Speaking on RTÉ's News At One, Ms Lohan, who is director of the Adoption Rights Alliance, suggested that a criminal investigation should take place.
She said it was inconceivable that anything but a criminal inquiry would be launched into the discovery of the grave.
Earlier, Amnesty International joined calls for an investigation into the deaths at St Mary's.
The human rights organisation said the investigation must consider whether ill-treatment, neglect or other abuses were factors in the deaths.
The Government is gathering information through an inter-departmental group to decide how to proceed on the case.
Yesterday, Taoiseach Enda Kenny said he wants to know exactly what the scale of the situation in Tuam is and whether there are similar mass graves at other sites around the country.
Mr Kenny said he asked Minister for Children Charlie Flanagan to draw together a number of officials to see what was involved and whether it was an isolated incident.
He said a decision would then be taken in terms of what was the best thing to do to deal with "yet another element of our country's past".
He said he understood the situation had been known about since 1972 and there were Dáil records relating to inspections dating back to the 1930s.
Asked whether he thought there should be an independent investigation, he said Mr Flanagan would keep him informed as to what would be the best structure to put in place to look at it.
Today the Sisters of the Sacred Hearts of Jesus and Mary, which ran some of the country's biggest mother-and-baby homes, said they would be happy to participate in any independent inquiry into the running of the homes.
The congregation ran homes at Bessborough in Cork, at Castlepollard in Co Meath and at Roscrea in Co Tipperary.
The home at Bessborough was closed temporarily in the 1950s by the then Chief Medical Officer of the Department of Health, Dr James Deeny, following concerns about high death rates there.
In his book, 'To Cure and To Care - Memoirs of a Chief Medical Officer', published in 1989, Dr Deeny said the deaths had been going on for years.
Despite this, he said, nothing was done about the high death rate and it appeared the situation was accepted.
In a statement to RTÉ News, the Sisters of the Sacred Hearts of Jesus and Mary said they would welcome the establishment of an independent inquiry into "this very sad chapter in the history of Irish society".

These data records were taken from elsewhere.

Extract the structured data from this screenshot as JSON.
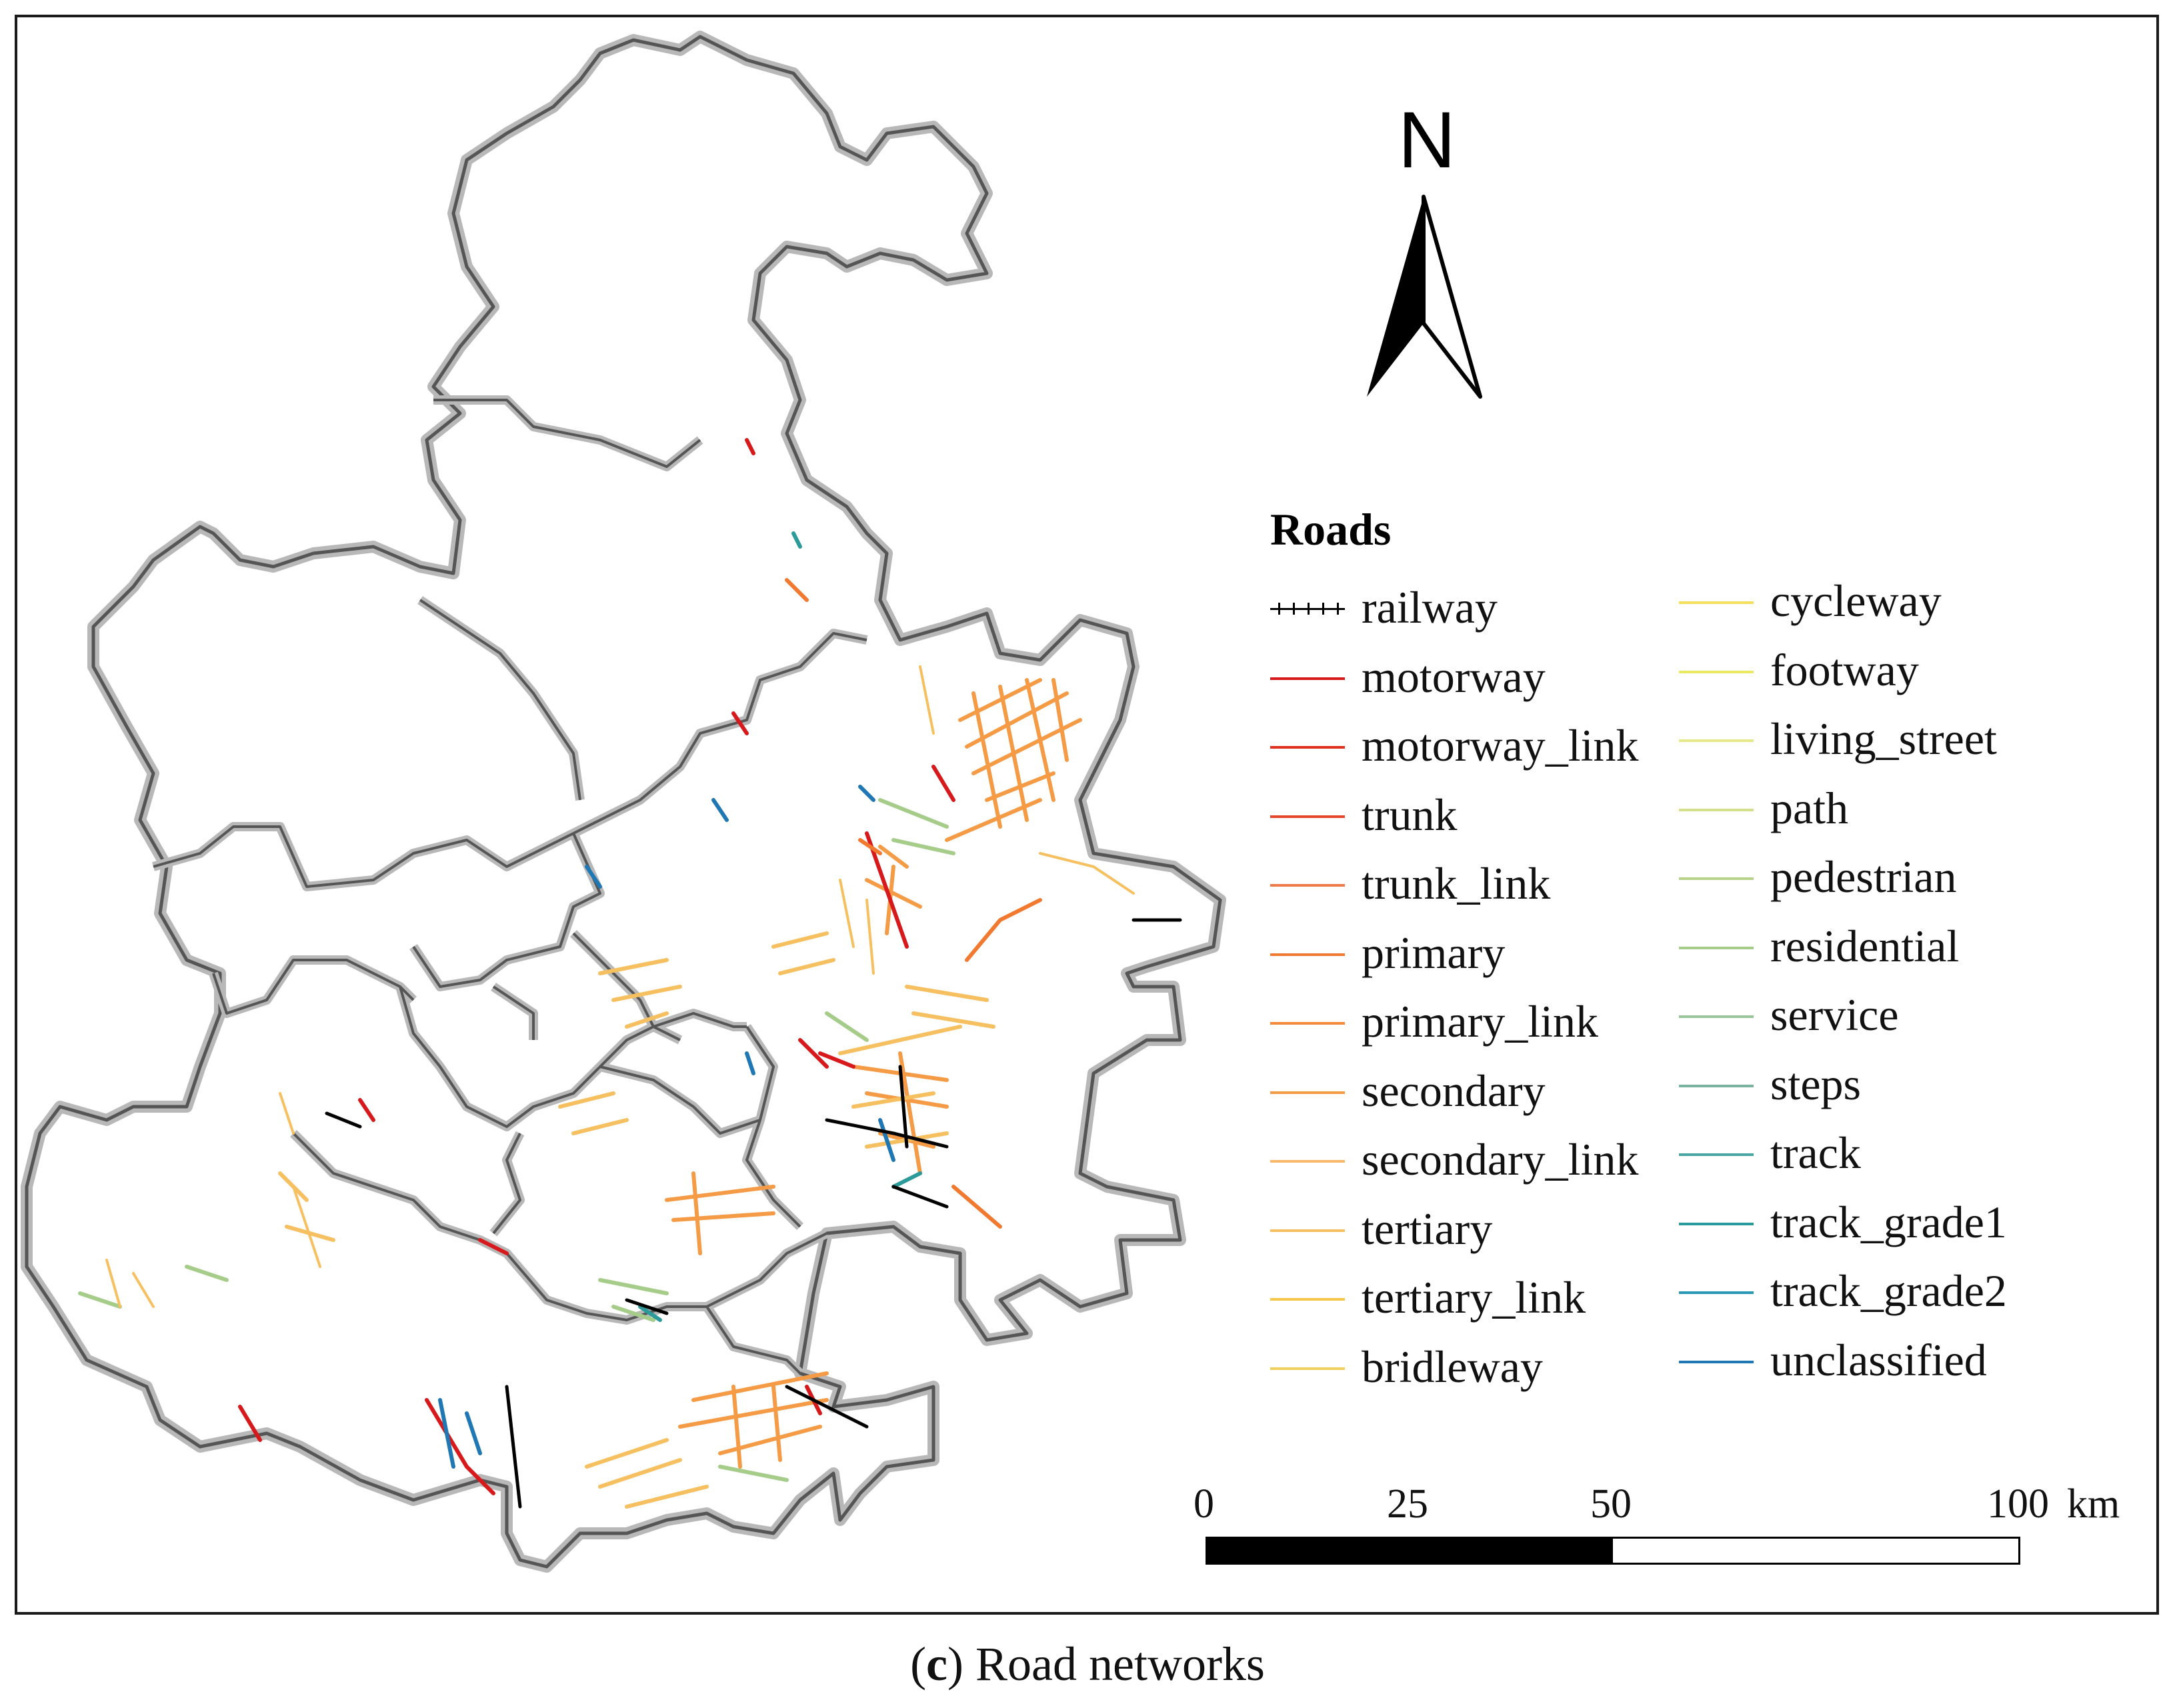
{
  "north_arrow": {
    "label": "N"
  },
  "legend": {
    "title": "Roads",
    "col1": [
      {
        "label": "railway",
        "color": "#000000",
        "style": "railway"
      },
      {
        "label": "motorway",
        "color": "#d7191c"
      },
      {
        "label": "motorway_link",
        "color": "#e0301e"
      },
      {
        "label": "trunk",
        "color": "#e8462a"
      },
      {
        "label": "trunk_link",
        "color": "#ee7a4a"
      },
      {
        "label": "primary",
        "color": "#f27a30"
      },
      {
        "label": "primary_link",
        "color": "#f58a3a"
      },
      {
        "label": "secondary",
        "color": "#f59a45"
      },
      {
        "label": "secondary_link",
        "color": "#f8b86a"
      },
      {
        "label": "tertiary",
        "color": "#f6c060"
      },
      {
        "label": "tertiary_link",
        "color": "#f5c84a"
      },
      {
        "label": "bridleway",
        "color": "#f0d060"
      }
    ],
    "col2": [
      {
        "label": "cycleway",
        "color": "#f2e05a"
      },
      {
        "label": "footway",
        "color": "#eaea60"
      },
      {
        "label": "living_street",
        "color": "#e6e88a"
      },
      {
        "label": "path",
        "color": "#d6e08a"
      },
      {
        "label": "pedestrian",
        "color": "#b8d28a"
      },
      {
        "label": "residential",
        "color": "#a6cc8a"
      },
      {
        "label": "service",
        "color": "#9ac49a"
      },
      {
        "label": "steps",
        "color": "#7ab3a0"
      },
      {
        "label": "track",
        "color": "#4aa6a2"
      },
      {
        "label": "track_grade1",
        "color": "#2a9a9a"
      },
      {
        "label": "track_grade2",
        "color": "#2a98b4"
      },
      {
        "label": "unclassified",
        "color": "#1f78b4"
      }
    ]
  },
  "scale_bar": {
    "ticks": [
      "0",
      "25",
      "50",
      "100"
    ],
    "unit": "km"
  },
  "caption": {
    "letter": "c",
    "text": " Road networks"
  },
  "colors": {
    "boundary": "#555555",
    "boundary_halo": "#b8b8b8",
    "frame": "#1a1a1a"
  }
}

Meanwhile, the Bon Secours Sisters welcomed the Government's announcement of an investigation into what happened at the home in Co Galway, which they ran for 36 years.
The bodies of hundreds of children and babies born to unmarried mothers were buried in unmarked graves at the home between 1925 and 1961.

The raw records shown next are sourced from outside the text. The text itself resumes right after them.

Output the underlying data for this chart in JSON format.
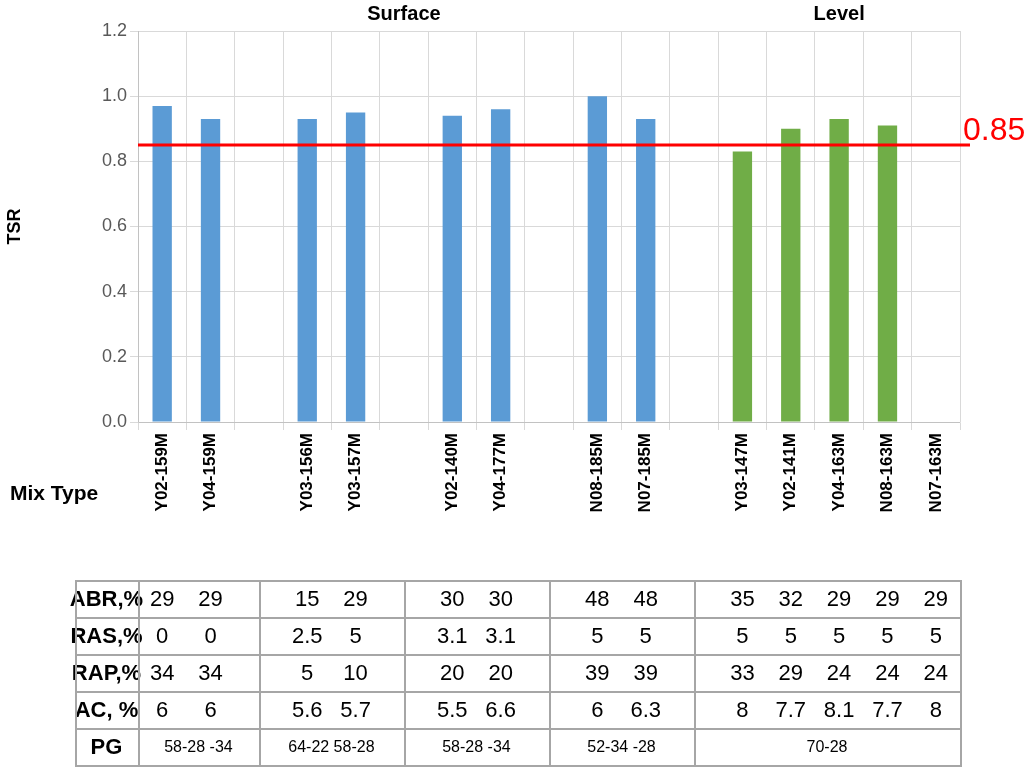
{
  "chart_data": {
    "type": "bar",
    "categories": [
      "Y02-159M",
      "Y04-159M",
      null,
      "Y03-156M",
      "Y03-157M",
      null,
      "Y02-140M",
      "Y04-177M",
      null,
      "N08-185M",
      "N07-185M",
      null,
      "Y03-147M",
      "Y02-141M",
      "Y04-163M",
      "N08-163M",
      "N07-163M"
    ],
    "values": [
      0.97,
      0.93,
      null,
      0.93,
      0.95,
      null,
      0.94,
      0.96,
      null,
      1.0,
      0.93,
      null,
      0.83,
      0.9,
      0.93,
      0.91,
      null
    ],
    "colors": [
      "#5b9bd5",
      "#5b9bd5",
      null,
      "#5b9bd5",
      "#5b9bd5",
      null,
      "#5b9bd5",
      "#5b9bd5",
      null,
      "#5b9bd5",
      "#5b9bd5",
      null,
      "#70ad47",
      "#70ad47",
      "#70ad47",
      "#70ad47",
      null
    ],
    "xlabel": "Mix Type",
    "ylabel": "TSR",
    "ylim": [
      0,
      1.2
    ],
    "yticks": [
      {
        "value": 0,
        "label": "0.0"
      },
      {
        "value": 0.2,
        "label": "0.2"
      },
      {
        "value": 0.4,
        "label": "0.4"
      },
      {
        "value": 0.6,
        "label": "0.6"
      },
      {
        "value": 0.8,
        "label": "0.8"
      },
      {
        "value": 1,
        "label": "1.0"
      },
      {
        "value": 1.2,
        "label": "1.2"
      }
    ],
    "grid": true,
    "legend": false,
    "ref_lines": [
      {
        "axis": "y",
        "value": 0.85,
        "label": "0.85",
        "color": "#ff0000"
      }
    ],
    "annotations": [
      "Surface",
      "Level",
      "ABR,%",
      "29",
      "29",
      "15",
      "29",
      "30",
      "30",
      "48",
      "48",
      "35",
      "32",
      "29",
      "29",
      "29",
      "RAS,%",
      "0",
      "0",
      "2.5",
      "5",
      "3.1",
      "3.1",
      "5",
      "5",
      "5",
      "5",
      "5",
      "5",
      "5",
      "RAP,%",
      "34",
      "34",
      "5",
      "10",
      "20",
      "20",
      "39",
      "39",
      "33",
      "29",
      "24",
      "24",
      "24",
      "AC, %",
      "6",
      "6",
      "5.6",
      "5.7",
      "5.5",
      "6.6",
      "6",
      "6.3",
      "8",
      "7.7",
      "8.1",
      "7.7",
      "8",
      "PG",
      "58-28 -34",
      "64-22 58-28",
      "58-28  -34",
      "52-34 -28",
      "70-28"
    ]
  }
}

In a statement, the Bon Secours Sisters said they were shocked and deeply saddened by recent reports about St Mary's Home.
They said when the home was closed all records were returned to the local authority, and would now be held by the HSE in Co Galway.
The sisters said they were committed to engaging with researcher Catherine Corless and the Graveyard Committee in Tuam, which assisted her in exposing the 796 deaths of children in the home.
They also said they would engage with them together with local residents as constructively as possible on the current initiative to erect a plaque and refurbish the entrance to the grave site.
A spokesperson for the Bon Secours Sisters said members of the order would certainly take part in any investigation about the home.